Il presidente della Toscana Enrico Rossi è indagato in un’inchiesta sull’assegnazione di un bando per il trasporto pubblico regionale

(ANSA/FABIO FRUSTACI)
(ANSA/FABIO FRUSTACI)

Il presidente della Toscana Enrico Rossi è indagato a Firenze nell’ambito di un’inchiesta sull’assegnazione di un bando da 4 miliardi di euro per gestire il trasporto pubblico regionale su gomma per 11 anni, fino al maggio 2031. L’appalto era stato assegnato nel 2015 alla società Autolinee Toscane (del gruppo francese Ratp). La procura sta però cercando di capire se il percorso che ha portato all’aggiudicazione del bando sia avvenuto secondo i criteri di legge e se sia stato orientato a favore di Autolinee Toscane, a discapito del concorrente Mobit Scarl, il consorzio che ha presentato l’esposto in procura.

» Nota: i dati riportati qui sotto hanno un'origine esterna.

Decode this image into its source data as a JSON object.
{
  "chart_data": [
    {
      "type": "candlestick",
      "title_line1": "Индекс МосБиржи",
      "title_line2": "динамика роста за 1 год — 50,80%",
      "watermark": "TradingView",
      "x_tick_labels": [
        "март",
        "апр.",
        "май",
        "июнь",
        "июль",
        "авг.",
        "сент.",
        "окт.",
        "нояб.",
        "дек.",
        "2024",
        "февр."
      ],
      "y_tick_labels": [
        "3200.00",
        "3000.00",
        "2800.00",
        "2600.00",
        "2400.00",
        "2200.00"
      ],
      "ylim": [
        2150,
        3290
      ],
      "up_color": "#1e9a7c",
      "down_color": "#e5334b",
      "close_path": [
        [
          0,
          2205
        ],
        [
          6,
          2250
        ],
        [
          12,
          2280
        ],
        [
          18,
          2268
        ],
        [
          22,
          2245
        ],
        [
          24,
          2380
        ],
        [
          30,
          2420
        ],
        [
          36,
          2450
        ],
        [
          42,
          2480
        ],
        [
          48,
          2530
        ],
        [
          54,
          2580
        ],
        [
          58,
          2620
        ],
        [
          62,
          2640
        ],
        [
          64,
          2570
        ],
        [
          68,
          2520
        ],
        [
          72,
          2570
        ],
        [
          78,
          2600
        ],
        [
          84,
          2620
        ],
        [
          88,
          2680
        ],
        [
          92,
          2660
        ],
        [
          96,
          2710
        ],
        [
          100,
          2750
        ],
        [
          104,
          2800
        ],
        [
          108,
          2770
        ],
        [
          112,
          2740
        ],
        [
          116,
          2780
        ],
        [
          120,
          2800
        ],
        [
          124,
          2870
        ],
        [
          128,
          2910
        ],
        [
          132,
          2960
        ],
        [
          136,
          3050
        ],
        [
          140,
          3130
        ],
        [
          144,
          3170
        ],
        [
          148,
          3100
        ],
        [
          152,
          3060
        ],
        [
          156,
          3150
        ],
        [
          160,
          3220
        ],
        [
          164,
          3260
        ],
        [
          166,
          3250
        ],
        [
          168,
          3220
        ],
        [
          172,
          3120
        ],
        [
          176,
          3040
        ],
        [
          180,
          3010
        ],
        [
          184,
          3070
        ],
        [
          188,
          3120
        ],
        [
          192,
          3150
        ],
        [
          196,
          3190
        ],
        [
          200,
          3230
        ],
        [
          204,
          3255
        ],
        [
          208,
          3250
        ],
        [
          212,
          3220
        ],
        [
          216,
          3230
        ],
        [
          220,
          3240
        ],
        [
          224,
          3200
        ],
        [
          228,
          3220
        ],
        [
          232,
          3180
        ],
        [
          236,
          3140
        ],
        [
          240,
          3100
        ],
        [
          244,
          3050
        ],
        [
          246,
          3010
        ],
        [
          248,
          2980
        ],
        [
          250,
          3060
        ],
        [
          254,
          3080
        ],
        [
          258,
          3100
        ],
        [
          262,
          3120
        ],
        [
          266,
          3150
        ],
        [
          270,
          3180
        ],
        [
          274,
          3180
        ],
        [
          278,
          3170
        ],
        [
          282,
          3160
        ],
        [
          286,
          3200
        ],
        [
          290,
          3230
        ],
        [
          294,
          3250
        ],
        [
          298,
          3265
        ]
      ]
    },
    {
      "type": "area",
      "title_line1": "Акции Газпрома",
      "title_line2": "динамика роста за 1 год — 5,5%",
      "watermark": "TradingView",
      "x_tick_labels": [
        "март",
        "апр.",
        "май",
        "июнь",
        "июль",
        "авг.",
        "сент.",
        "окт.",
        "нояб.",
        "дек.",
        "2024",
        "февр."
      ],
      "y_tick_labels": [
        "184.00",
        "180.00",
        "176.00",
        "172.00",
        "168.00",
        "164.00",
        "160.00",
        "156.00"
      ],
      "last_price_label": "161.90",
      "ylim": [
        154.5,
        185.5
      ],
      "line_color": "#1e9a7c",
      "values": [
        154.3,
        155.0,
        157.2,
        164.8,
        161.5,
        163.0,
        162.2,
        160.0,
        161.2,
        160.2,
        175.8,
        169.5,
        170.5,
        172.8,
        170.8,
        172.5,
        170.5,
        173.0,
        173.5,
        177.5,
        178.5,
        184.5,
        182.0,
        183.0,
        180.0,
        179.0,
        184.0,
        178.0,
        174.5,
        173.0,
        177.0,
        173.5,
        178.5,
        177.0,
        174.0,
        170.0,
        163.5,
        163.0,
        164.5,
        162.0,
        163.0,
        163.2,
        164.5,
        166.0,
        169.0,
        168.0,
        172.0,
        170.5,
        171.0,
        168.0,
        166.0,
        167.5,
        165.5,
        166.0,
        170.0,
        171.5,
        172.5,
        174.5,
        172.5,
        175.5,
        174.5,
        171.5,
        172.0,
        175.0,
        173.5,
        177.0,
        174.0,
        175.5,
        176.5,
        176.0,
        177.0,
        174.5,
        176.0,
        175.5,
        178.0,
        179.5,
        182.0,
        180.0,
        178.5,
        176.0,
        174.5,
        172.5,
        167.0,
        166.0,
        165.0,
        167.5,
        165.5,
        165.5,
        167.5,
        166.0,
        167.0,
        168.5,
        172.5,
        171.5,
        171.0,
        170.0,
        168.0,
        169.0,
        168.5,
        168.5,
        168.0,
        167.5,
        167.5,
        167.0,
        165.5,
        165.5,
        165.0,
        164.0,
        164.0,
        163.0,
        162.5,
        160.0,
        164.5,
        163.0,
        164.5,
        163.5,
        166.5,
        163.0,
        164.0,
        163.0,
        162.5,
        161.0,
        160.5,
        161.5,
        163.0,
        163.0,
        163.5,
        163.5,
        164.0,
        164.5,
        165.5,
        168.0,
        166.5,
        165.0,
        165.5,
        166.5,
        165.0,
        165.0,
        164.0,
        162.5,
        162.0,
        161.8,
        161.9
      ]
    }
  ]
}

Contro l’assegnazione del bando, Mobit si era rivolto al Consiglio di Stato, chiedendo la sospensione cautelare dell’affidamento del servizio di trasporto a Autolinee Toscane a causa di presunte irregolarità nella gara. Il Consiglio di Stato aveva respinto l’istanza, rimandando la trattazione dell’appello a un’udienza pubblica che si terrà  il prossimo 8 ottobre. Mobit aveva però presentato anche un esposto alla procura di Firenze che aveva avviato un’inchiesta, in cui sono indagati, oltre a Rossi, due funzionari della regione e 4 membri della commissione che si è occupata dell’assegnazione del bando. I reati denunciati da Mobit sono falso in atto pubblico, abuso di ufficio, turbativa d’asta in concorso, induzione a promettere o dare utilità.

Rossi ha commentato la notizia della sua inclusione tra gli indagati su Facebook: «Le accuse sono infamanti e ridicole. Aspetto il momento giusto per procedere a querelare i calunniatori a cui consiglio di prepararsi a pagare per le loro diffamazioni. Per quanto mi riguarda l’accusa è di avere rilasciato, il 13 novembre 2015, dichiarazioni sull’esito provvisorio della gara, prima della sua conclusione formale. In realtà, coloro che hanno presentato l’esposto nascondono il fatto che la notizia già da un mese era di pubblico dominio e che la stampa e le agenzie nazionali l’avevano ampiamente riportata, poiché la seduta della commissione per l’apertura delle buste era stata pubblica, come prevede la legge, e quindi tutti erano a conoscenza del risultato»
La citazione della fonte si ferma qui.